[FFmpeg-user] Adding narration to a video

Mon Dec 2 19:33:42 EET 2024

Hi, as unlikely as it might seem, I'm a blind person trying to create a 
promotional video. I'm in a group of disabled rock climbers and I have a 
video taken with a GoPro attached to my climbing helmet the first time I 
rappelled down a cliff.  I want to add narration explaining what is 
going on and talking up the group itself. I recorded a bunch of mp3 
files with the audio narration. I've been googling for weeks on how to 
add those audio files into the video stream but I just cannot get it 
exactly right no matter what I do. Here is what I have tried so far:

1. Programmatically cut the video into segments so that a segment cut 
out of the middel would exactly match the length of my audio, added the 
audio to the segment, and patched the segments back together.

Actually, this works pretty well except that there is a little jump at 
each of the splices. Still, I figure there has to be a better way.

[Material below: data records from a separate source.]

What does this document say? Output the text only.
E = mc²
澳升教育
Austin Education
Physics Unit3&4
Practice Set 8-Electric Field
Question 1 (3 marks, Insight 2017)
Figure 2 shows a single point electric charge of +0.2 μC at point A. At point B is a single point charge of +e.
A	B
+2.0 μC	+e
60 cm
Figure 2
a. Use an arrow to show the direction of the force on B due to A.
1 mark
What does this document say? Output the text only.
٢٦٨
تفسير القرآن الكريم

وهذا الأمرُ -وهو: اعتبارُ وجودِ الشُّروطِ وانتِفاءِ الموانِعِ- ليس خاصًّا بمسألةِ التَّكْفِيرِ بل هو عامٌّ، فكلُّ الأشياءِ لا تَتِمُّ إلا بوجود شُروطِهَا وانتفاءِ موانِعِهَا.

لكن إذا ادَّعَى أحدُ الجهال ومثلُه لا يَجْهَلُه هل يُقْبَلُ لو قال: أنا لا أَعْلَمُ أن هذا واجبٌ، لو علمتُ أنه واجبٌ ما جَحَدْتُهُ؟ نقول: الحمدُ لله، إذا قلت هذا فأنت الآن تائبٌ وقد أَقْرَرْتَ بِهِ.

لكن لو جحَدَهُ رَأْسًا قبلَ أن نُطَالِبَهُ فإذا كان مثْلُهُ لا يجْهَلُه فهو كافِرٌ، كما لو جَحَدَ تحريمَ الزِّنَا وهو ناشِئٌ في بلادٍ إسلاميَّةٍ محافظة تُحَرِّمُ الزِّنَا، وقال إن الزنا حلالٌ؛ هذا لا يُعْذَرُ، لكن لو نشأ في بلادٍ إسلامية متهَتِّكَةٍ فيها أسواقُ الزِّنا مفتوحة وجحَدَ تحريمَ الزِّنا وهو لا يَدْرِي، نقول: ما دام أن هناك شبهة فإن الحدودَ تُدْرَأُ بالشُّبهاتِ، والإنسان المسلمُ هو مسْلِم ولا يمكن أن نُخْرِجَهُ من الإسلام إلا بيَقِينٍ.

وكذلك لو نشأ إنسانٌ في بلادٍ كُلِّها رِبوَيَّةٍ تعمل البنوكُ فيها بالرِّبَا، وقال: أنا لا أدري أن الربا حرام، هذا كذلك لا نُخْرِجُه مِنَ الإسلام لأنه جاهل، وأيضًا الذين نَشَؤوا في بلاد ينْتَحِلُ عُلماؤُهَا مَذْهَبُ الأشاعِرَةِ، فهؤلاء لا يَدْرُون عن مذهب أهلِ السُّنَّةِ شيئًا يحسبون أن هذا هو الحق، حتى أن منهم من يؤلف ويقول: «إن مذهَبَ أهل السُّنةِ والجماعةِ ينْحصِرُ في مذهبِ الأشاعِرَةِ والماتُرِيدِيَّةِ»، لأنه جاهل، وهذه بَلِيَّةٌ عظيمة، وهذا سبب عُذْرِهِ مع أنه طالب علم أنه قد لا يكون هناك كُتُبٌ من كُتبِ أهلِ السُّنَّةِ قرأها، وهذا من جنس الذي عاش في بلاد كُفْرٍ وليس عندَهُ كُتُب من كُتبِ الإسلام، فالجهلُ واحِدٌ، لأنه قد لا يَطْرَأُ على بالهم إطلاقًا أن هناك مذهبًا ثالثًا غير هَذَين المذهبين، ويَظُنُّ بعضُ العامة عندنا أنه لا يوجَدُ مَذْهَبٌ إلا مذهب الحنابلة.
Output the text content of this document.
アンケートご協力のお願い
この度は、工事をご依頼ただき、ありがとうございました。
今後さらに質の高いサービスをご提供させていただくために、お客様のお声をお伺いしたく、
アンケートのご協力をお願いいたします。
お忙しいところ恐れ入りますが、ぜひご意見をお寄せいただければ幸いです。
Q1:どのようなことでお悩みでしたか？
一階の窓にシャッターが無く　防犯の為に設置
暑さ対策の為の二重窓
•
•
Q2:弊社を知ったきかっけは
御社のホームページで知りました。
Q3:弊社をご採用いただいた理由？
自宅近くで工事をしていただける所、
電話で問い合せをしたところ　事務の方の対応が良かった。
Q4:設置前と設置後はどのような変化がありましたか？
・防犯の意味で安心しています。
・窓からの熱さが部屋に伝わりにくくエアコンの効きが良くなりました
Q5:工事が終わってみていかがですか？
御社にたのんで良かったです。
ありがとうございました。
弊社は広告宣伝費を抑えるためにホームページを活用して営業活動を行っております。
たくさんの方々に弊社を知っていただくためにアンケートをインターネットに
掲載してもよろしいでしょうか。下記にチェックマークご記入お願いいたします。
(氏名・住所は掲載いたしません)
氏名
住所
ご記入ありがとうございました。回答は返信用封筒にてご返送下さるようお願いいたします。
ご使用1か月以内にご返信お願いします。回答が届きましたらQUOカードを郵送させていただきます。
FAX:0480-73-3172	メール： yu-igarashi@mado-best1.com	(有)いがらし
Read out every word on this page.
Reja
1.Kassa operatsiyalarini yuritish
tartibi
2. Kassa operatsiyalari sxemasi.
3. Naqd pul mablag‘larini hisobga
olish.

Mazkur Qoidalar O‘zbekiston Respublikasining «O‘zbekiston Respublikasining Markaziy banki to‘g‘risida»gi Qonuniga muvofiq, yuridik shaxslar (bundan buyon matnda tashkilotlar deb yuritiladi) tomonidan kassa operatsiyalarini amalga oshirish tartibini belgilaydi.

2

2.  Programmatically strung together a command to use itsoffset to 
insert at the appropriate points. I know, you're saying itsoffset 
doesn't work for audio -- but it's not really my fault I thought this 
would work, there are lots of posts out there saying it does. I pondered 
trying to adapt my script to use adealy in a filter_complex but it got 
to be too complicated.

3. Programmatically looped through each sound file, used a 
filter_complex clause with adelay to add the audio at the appropriate 
time. Each iteration of the loop required about 45 seconds to execute on 
my 20-core I5 with 32GB, and an SSD drive. I'd be okay with that but it 
didn't work. The original audio was muffled and the clips weren't where 
I wanted them.

3. Programmatically used sox to splice the audio files together padding 
with silence so the narration would line up with the appropriate places 
in the video. If I play the original video and the spliced audio file in 
separate processes but at the same time, it sounds perfect, the 
narration lines up perfectly with the video. But when I merge them, they 
don't line up at all. This one is particularly puzzling. Not only does 
the narration not line up, some of the clips are repeated. Like in the 
audio file, I say, "Here I loos my footing."  just once at 1:09. On the 
video, it doesn't play until 1:54 but then it plays again at 2:33 and 
again at 2:51. Wierd.

Here is the command I used to try this:

ffmpeg -i original.mp4 -i narration.mp3 -c:v copy \
     -filter_complex "[0:a][1:a] amix=inputs=2:duration=longest [audioin]" \
     -map 0:v -map "[audioin]" \
     -y garbage.mp4
I am running Debian testing with ffmpeg version 7.1.3.  I am writing 
this in bash scripts and using ffprobe to get the length of the audio 
segments. The audio files are mp3 files named for the point where I want 
them inserted. For example, i want to introduce myself 28 seconds into 
the video so that file is named 0028000-intro.mp3. In the script, I can 
extract the 28000 and use that in an adelay filter or devide by 1000 for 
the -t attribute. I am pretty sure I am doing the math right.

Here is a link to the most successful effort I've had so far via method1:

https://people.math.wisc.edu/~jheim/Climbing/video.mp4

That works pretty well but I figure method 3 has to be the right 
approach. Make an audio file with the narration that lines up with the 
video. Then add that extra audio track to the original video. Adding an 
mp3 file to a segment of the video works fine but it doesn't work when I 
try to do the whole thing at once.

What the heck am I doing wrong?